Here is an example of a simple grammar:
@precedence { cmp @left, not }
@top Program { Expr }
Expr { "null" | UnaryNot | NotNull }
NotNull { Expr !cmp "not" "null" }
UnaryNot { !not "not" Expr }
Its corresponding parser can parse expressions like null
, not null
, null not null
, and their derivatives. Let’s now extend the Program
rule to allow pairs of expressions:
@top Program { Expr | Pair }
Pair { Expr Expr }
In this toy grammar, there is no ambiguity because there’s no names, parenthesized expressions, or function calls (which make impossible to tell whether foo (bar)
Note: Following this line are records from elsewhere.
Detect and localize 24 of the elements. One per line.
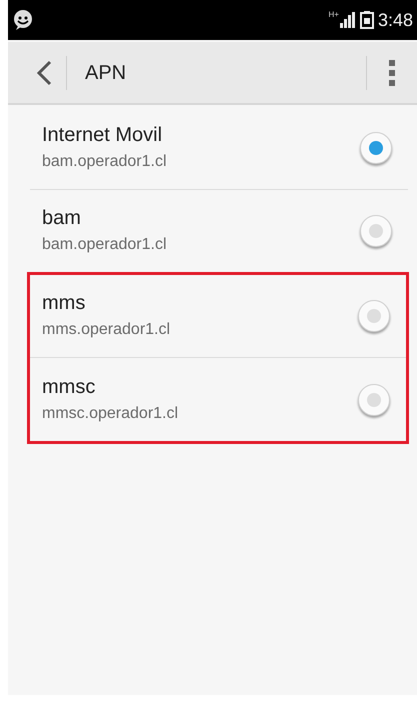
radio-button[interactable]	[358, 300, 390, 332]
apn-address: mmsc.operador1.cl	[42, 404, 180, 424]
toolbar-title: APN	[85, 60, 128, 86]
radio-button[interactable]	[360, 215, 392, 247]
apn-name: mmsc	[42, 374, 96, 400]
apn-item[interactable]: Internet Movil bam.operador1.cl	[30, 107, 408, 190]
apn-address: bam.operador1.cl	[42, 235, 168, 255]
apn-name: bam	[42, 206, 82, 231]
network-type: H+	[328, 9, 339, 21]
apn-name: mms	[42, 291, 86, 316]
more-icon	[389, 60, 395, 86]
radio-button[interactable]	[358, 384, 390, 416]
signal-icon	[338, 12, 355, 28]
apn-item[interactable]: bam bam.operador1.cl	[30, 190, 408, 273]
radio-button[interactable]	[360, 132, 392, 164]
smiley-icon	[12, 9, 34, 31]
clock: 3:48	[378, 8, 413, 32]
back-icon	[36, 60, 52, 86]
apn-item[interactable]: mms mms.operador1.cl	[30, 275, 406, 358]
battery-icon	[360, 11, 374, 29]
apn-item[interactable]: mmsc mmsc.operador1.cl	[30, 358, 406, 441]
apn-address: bam.operador1.cl	[42, 152, 168, 172]
apn-name: Internet Movil	[42, 123, 164, 148]
apn-address: mms.operador1.cl	[42, 320, 172, 340]
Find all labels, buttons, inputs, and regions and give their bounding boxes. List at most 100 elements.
is one expression or two). Nevertheless, let’s pretend we have to deal with such a problem here. In order to mitigate it, let’s restrict what the first expression in a pair can be. Let’s make it to be null
:
Pair { "null" Expr }
This works just fine! But what if this null
lived inside some ExprSubset
rule:
Pair { ExprSubset { "null" } Expr }
Uh-oh!
reduce/reduce conflict between
Expr -> "null"
and
ExprSubset -> "null"
With input:
"null" · "not" …
OK, we can probably solve this by annotating null
with the @cut
precendence:
@precedence { cmp @left, not, help @cut }
Pair { ExprSubset { !help "null" } Expr }
This works! But what if we had something more complex than null
:
Pair { ExprSubset { !help UnaryNot } Expr }
Unfortunately, this doesn’t work anymore:
reduce/reduce conflict between
Expr -> UnaryNot
and
ExprSubset -> UnaryNot
With input:
UnaryNot · "not" …
What’s surprising is that it’s solely ExprSubset
's fault. When there’s no rule nesting, everything just works again:
Pair { ("null" | UnaryNot) Expr }
Does this have something to do with what state rules carry around for backtracking? And once a rule is split into multiple rules, some information can’t cross their boundary anymore or something like that?
I certainly could make less modular rules by consolidating terms but is there any trick that could solve this without hurting readability?